The Court of First Instance has ruled that it does not have jurisdiction under section 213 of the Securities and Futures Ordinance (Cap. 571) ("SFO") to make a declaration that Tiger Asia Management LLC ("Tiger Asia") engaged in insider trading contrary to section 291(5) of the SFO. The effect of the ruling is that the Securities and Futures Commission ("SFC") cannot seek final orders under section 213 of the SFO, including to impose a trading ban on Tiger Asia or to freeze its assets, without a prior determination by the Market Misconduct Tribunal ("MMT") or the criminal courts. The SFC has indicated that it intends to appeal the decision and therefore, the Court's jurisdiction under section 213 of the SFO may be clarified by the Court of Appeal.
In Securities and Futures Commission v Tiger Asia Management LLC (unrep., HCMP 1502 of 2009, 21 June 2011), the SFC alleged that New York-based hedge fund, Tiger Asia and three of its officers, contravened Hong Kong's insider dealing laws. In particular, the Commission alleged that Tiger Asia short sold shares in China Construction Bank and Bank of China whilst in possession of confidential and price sensitive information in relation to the placements of shares in the two Hong Kong-listed banks.
The SFC sought final orders including to freeze Tiger Asia's assets and to ban the fund from trading in Hong Kong-listed securities under section 213 of Part X of the SFO. Relief under the section is available "[w]here a person has contravened any of the relevant provisions…" or "[w]here it appears… to the Commission that any of the matters [including where a person has contravened any of the relevant provisions] has occurred, is occurring or may occur…" (sections 213(1)(a)(i)(A) and 213(1)(b) of the SFO). The SFC therefore sought a determination by the Court under section 213 of the SFO on whether or not the Defendants had contravened the insider trading provision, namely, section 291(5) of the SFO. The Defendants contended that the Court of First Instance did not have jurisdiction under section 213 of the SFO to so determine. Rather, the matter has to be determined either by the MMT under Part XIII of the SFO or by a court of competent criminal jurisdiction under Part XIV of the SFO.
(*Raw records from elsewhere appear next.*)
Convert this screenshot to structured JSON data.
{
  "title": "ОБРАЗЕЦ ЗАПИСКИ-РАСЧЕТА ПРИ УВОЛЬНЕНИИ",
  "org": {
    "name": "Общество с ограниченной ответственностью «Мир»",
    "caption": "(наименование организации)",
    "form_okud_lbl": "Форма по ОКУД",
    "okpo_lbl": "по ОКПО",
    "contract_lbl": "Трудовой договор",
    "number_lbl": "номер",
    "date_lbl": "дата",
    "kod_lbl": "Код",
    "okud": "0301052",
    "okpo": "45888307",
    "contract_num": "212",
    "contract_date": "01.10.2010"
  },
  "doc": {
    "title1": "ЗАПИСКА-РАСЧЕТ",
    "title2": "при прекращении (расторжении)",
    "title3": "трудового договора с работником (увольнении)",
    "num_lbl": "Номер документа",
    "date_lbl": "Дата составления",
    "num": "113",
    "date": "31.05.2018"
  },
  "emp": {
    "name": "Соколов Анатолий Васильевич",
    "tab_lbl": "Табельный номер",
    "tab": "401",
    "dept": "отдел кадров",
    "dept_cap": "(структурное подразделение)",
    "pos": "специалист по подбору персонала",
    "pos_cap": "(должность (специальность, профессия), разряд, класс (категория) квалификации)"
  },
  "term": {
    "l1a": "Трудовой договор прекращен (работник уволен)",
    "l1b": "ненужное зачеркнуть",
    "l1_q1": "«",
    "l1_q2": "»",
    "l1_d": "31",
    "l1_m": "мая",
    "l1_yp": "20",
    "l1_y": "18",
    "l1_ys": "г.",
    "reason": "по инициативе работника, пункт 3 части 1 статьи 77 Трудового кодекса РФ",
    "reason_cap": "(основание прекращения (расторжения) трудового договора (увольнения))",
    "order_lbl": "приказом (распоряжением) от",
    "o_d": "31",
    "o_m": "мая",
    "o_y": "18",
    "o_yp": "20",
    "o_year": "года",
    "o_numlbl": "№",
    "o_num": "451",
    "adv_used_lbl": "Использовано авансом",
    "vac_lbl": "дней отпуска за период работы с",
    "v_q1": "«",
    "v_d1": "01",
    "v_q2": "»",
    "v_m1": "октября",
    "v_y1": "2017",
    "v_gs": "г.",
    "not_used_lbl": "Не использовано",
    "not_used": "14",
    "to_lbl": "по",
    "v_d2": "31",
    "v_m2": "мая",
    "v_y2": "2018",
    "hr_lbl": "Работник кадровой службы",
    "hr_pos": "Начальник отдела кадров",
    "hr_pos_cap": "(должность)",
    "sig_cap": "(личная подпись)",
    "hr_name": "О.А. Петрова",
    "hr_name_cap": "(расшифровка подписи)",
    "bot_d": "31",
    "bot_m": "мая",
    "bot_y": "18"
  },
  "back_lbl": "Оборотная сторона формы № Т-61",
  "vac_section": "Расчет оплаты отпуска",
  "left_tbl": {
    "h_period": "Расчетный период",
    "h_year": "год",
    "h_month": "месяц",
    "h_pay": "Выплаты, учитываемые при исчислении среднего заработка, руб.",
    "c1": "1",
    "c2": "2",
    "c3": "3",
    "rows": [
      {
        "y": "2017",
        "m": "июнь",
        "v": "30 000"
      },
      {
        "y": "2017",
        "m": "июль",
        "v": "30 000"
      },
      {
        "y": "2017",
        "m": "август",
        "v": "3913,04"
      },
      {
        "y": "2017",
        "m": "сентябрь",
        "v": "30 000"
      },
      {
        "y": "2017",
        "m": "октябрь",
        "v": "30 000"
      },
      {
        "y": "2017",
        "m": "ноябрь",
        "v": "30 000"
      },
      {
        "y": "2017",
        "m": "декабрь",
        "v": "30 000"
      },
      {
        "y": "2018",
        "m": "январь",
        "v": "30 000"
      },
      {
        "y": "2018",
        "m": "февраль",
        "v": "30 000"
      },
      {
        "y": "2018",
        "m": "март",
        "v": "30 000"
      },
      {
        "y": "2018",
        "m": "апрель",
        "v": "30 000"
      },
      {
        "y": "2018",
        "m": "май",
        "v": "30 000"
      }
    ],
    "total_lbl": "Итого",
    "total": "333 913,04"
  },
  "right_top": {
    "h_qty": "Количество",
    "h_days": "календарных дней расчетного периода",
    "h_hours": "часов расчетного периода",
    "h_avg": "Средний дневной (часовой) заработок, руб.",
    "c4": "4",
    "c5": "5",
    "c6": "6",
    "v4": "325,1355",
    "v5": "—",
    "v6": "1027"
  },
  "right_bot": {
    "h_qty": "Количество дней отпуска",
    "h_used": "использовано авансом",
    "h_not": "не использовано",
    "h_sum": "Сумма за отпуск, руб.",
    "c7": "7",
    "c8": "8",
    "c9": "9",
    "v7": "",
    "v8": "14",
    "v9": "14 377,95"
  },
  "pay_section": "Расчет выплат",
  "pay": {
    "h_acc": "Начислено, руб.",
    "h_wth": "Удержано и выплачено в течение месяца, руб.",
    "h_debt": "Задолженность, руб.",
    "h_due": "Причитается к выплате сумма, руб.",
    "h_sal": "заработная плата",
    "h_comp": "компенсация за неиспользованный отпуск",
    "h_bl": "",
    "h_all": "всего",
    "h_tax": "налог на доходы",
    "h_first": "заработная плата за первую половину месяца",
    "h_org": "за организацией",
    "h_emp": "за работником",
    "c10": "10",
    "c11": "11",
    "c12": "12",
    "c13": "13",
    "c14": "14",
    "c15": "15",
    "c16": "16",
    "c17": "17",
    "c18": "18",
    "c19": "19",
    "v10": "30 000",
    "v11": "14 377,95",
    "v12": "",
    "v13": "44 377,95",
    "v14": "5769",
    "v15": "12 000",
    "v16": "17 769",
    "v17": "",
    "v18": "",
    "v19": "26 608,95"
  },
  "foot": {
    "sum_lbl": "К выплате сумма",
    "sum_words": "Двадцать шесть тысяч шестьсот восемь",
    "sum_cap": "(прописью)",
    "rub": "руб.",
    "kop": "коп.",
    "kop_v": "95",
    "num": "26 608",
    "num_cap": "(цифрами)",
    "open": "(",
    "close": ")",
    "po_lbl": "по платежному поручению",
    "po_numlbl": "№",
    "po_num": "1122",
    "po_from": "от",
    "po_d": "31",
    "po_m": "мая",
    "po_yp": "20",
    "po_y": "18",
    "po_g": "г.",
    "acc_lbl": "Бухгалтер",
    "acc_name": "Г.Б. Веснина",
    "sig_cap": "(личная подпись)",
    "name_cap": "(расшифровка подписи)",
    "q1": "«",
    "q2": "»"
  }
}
Following a two-day hearing, Harris J concluded that the Court did not have jurisdiction under section 213 of the SFO to determine whether the Defendants contravened section 291(5) of the SFO. Harris J considered, inter alia, that there was no evidence that the purpose of Part X of the SFO was to introduce a third procedure, in addition to an inquiry by the MMT or criminal prosecution, to allow the SFC to seek a determination from the Court as to whether there had been a contravention of Part XIII or XIV. Parts XIII and XIV are to be determined exclusively in accordance with those two parts of the SFO within which certain safeguards are in place, such as the protection to the defendant against criminal prosecution where he or she is subject to MMT proceedings. Although the Court is not strictly prevented from making a declaration of criminality, it is unlikely that section 213 was intended to give the SFC the unfettered choice of seeking such declarations from the Court when to do so “would result in de facto declarations of contravention of the Ordinance”.
The SFC has indicated that it will appeal the decision of Harris J. The decision and any subsequent appeal are important as they impact on the scope of the SFC's statutory powers under section 213 of the SFO. We await the developments with interest and will issue updates when further information becomes available.